To help clarify the situation, Judge Levine, in 1971, established a legal precedent similar to Menhennitt’s. In a case against Dr Wald, in which the doctor was acquitted, Levine allowed that an abortion should be considered lawful if the doctor honestly believes on reasonable grounds that ‘the operation was necessary to preserve the woman involved from serious danger to her life or physical or mental health which the continuance of the pregnancy would entail’ and that, in regard to mental health, the doctor may take into account ‘the effects of economic or social stress that may be pertaining to the time’. Levine also specified that two doctors’ opinions are not necessary and that the termination does not have to be performed in a public hospital, opening the way for the appearance of easily accessible and safe clinics in NSW, among the first of which was the Preterm Clinic in central Sydney. Levine’s judgment was followed by the judgement of Justice Michael Kirby, in 1994, that further liberalised the grounds for the performance of abortion in NSW; nevertheless, abortion remains in the criminal legislation.

Similarly, in 1985, Dr Peter Bayliss was charged under Section 224 of the Queensland Criminal Code with performing an abortion at his Greenslopes Clinic in Brisbane. The case was heard in front of a jury, by Justice McGuire. Addressing this jury McGuire stated: ‘In my opinion, Bourne and those cases to which I have referred (Davidson and Wald), which have their genesis in Bourne, substantially represent the law of Queensland. I am of the opinion that Davidson…represents the present law of Queensland, and I interpret Section 224…of the Queensland Criminal Code accordingly.’ In other words, McGuire advised the jury, they must decide if the accused held an honest belief that the abortion was necessary for the preservation of the woman’s physical and/or mental health, and that the risks of the termination itself were relatively small. The jury returned a unanimous verdict of not guilty. This judicial ruling still forms the basis of a defence upon which any 21st century Queensland doctor charged with performing an abortion would depend.

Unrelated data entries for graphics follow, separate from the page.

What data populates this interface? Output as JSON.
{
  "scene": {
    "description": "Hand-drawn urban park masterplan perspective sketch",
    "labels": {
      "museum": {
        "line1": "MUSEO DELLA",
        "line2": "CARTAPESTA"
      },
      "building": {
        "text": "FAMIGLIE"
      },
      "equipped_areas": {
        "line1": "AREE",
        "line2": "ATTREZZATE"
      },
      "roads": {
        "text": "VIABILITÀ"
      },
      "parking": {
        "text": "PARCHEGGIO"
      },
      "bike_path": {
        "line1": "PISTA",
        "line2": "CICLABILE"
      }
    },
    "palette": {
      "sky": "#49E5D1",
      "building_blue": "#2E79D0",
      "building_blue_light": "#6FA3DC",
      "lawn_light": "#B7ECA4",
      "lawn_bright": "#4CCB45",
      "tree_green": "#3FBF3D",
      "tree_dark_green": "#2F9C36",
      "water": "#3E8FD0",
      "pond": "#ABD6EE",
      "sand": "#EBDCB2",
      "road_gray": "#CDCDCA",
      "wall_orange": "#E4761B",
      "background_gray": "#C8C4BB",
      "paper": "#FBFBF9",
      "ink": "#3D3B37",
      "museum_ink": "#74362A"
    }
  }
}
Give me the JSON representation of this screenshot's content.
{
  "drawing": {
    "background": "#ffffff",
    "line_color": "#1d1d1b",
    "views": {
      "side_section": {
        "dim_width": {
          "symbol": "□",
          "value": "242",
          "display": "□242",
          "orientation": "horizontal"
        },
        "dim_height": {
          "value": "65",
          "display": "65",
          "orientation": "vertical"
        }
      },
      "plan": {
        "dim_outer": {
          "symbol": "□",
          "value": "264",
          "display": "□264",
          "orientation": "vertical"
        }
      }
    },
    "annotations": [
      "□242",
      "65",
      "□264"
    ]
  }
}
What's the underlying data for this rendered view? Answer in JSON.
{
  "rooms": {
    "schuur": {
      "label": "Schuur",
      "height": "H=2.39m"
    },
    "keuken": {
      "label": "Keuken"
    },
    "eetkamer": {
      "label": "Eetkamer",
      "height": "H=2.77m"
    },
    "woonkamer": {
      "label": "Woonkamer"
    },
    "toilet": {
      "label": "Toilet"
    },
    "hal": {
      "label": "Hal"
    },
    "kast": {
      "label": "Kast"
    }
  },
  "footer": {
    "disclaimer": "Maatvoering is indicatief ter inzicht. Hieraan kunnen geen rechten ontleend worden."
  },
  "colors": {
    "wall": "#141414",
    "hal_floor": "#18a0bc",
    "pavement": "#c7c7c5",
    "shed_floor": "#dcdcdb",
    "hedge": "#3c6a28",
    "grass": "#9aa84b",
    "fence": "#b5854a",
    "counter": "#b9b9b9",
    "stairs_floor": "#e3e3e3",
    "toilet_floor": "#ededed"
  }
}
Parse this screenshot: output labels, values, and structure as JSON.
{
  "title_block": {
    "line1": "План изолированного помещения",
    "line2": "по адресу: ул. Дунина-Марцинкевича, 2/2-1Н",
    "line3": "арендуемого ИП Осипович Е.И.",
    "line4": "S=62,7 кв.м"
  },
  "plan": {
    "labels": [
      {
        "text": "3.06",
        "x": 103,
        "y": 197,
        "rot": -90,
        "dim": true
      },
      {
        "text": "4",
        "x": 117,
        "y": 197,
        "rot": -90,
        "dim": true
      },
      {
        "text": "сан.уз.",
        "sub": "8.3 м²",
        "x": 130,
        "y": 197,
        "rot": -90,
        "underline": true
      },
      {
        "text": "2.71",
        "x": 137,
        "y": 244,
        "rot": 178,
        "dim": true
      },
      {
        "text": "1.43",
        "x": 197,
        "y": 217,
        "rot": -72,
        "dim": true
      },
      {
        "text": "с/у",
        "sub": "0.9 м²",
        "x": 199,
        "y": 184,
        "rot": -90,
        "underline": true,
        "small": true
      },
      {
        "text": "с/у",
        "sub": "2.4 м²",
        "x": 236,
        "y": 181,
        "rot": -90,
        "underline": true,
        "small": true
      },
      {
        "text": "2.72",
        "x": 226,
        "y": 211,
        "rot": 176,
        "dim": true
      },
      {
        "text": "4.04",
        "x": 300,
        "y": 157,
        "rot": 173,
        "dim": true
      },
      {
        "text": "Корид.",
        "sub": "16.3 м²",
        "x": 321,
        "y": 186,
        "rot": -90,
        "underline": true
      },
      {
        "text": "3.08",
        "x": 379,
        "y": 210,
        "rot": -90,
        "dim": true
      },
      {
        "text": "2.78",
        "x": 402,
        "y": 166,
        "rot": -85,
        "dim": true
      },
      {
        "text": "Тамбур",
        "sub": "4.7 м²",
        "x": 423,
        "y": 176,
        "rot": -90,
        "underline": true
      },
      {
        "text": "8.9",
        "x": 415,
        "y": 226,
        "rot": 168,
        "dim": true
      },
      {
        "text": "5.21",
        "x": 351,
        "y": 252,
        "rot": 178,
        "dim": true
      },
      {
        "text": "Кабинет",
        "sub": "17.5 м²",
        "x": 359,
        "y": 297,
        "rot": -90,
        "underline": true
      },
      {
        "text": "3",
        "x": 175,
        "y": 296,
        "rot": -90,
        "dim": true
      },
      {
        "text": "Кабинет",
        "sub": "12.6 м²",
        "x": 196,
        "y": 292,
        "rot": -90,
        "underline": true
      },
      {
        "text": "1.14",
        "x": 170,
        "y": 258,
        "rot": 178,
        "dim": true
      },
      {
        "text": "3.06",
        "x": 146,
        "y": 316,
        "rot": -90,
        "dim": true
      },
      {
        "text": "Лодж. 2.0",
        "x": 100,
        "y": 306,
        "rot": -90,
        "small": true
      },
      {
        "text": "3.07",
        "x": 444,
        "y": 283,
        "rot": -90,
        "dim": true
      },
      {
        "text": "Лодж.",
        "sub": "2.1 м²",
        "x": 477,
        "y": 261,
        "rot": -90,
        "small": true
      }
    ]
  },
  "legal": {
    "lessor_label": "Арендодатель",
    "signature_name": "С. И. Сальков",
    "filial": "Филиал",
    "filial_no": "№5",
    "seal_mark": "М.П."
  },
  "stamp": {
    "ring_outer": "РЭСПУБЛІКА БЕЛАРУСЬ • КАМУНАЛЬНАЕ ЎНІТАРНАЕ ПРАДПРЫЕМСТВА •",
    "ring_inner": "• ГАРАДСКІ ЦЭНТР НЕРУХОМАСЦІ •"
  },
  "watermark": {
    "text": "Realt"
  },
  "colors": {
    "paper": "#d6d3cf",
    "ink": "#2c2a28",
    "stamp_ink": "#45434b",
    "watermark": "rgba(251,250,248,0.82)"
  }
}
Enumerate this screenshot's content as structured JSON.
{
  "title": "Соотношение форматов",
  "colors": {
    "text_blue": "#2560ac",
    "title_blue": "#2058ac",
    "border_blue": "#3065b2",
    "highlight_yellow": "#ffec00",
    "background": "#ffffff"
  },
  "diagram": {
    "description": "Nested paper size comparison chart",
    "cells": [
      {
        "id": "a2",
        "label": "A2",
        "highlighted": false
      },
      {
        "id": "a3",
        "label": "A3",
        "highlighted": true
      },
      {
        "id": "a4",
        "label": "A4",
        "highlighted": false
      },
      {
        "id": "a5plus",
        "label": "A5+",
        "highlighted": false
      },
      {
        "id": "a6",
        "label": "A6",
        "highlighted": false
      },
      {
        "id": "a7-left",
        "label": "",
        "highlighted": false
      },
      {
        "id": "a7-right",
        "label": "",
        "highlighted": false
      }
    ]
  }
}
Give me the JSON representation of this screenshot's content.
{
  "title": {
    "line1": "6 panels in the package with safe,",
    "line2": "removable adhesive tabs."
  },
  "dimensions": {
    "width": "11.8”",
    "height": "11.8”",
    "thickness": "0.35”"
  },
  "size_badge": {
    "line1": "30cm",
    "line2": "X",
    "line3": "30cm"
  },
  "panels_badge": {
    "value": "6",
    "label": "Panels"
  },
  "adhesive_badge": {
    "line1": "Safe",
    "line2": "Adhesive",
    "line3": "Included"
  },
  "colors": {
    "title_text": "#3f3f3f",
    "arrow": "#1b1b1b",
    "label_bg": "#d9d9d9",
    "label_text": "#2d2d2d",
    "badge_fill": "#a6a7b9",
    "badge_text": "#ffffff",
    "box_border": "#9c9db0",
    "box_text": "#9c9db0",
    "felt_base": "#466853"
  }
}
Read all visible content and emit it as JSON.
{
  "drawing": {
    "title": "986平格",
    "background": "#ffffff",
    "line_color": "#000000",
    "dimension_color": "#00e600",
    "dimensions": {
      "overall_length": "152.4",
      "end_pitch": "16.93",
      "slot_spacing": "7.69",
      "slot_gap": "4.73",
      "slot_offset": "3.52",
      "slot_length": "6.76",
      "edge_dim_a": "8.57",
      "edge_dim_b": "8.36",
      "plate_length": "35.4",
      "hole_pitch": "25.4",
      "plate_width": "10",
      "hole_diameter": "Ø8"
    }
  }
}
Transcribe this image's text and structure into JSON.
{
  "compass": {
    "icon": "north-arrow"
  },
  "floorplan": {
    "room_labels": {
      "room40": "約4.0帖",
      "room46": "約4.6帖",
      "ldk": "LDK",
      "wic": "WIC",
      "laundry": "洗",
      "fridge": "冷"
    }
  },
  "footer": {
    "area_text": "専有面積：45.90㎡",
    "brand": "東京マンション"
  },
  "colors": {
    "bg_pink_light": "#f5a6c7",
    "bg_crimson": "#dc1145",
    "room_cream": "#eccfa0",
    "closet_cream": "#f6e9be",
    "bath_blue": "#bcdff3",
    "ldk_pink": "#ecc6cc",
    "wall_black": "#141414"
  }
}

McGuire, in his written judgement, also said: ‘This Ruling serves to illustrate the uncertainty of the present abortion laws of Queensland. It will require more imperative authority to effect changes if changes are thought to be desirable or necessary with a view to amending and clarifying the law.’ At the time of writing, while the Queensland Law Reform Commission is reviewing the 1899 Criminal Code sections, this law remains in place.

The ACT decriminalised abortion in 2000, Victoria in 2008, Tasmania in 2013 and the Northern Territory in 2017. Western Australia made substantial changes to their law in 1998, and, in 1970, South Australia updated 1935 legislation, although some reform is still required in both these states. In New South Wales and Queensland, however, the law has still to emerge from the 19th century, when antibiotics and medical, surgical and anaesthetic procedures used today for abortion did not exist. Hopefully, law in both these states will soon be rewritten, so that women making the decision to terminate a pregnancy and women choosing to continue are regarded equally by the law, and all women’s choices are regarded with respect by their healthcare providers.

References

  1. Bourne A. A Doctor’s Creed. London: Victor Gollancz, 1962.
  2. Wainer J ed. Lost – illegal abortion stories. Melbourne, Melbourne University Press, 2006.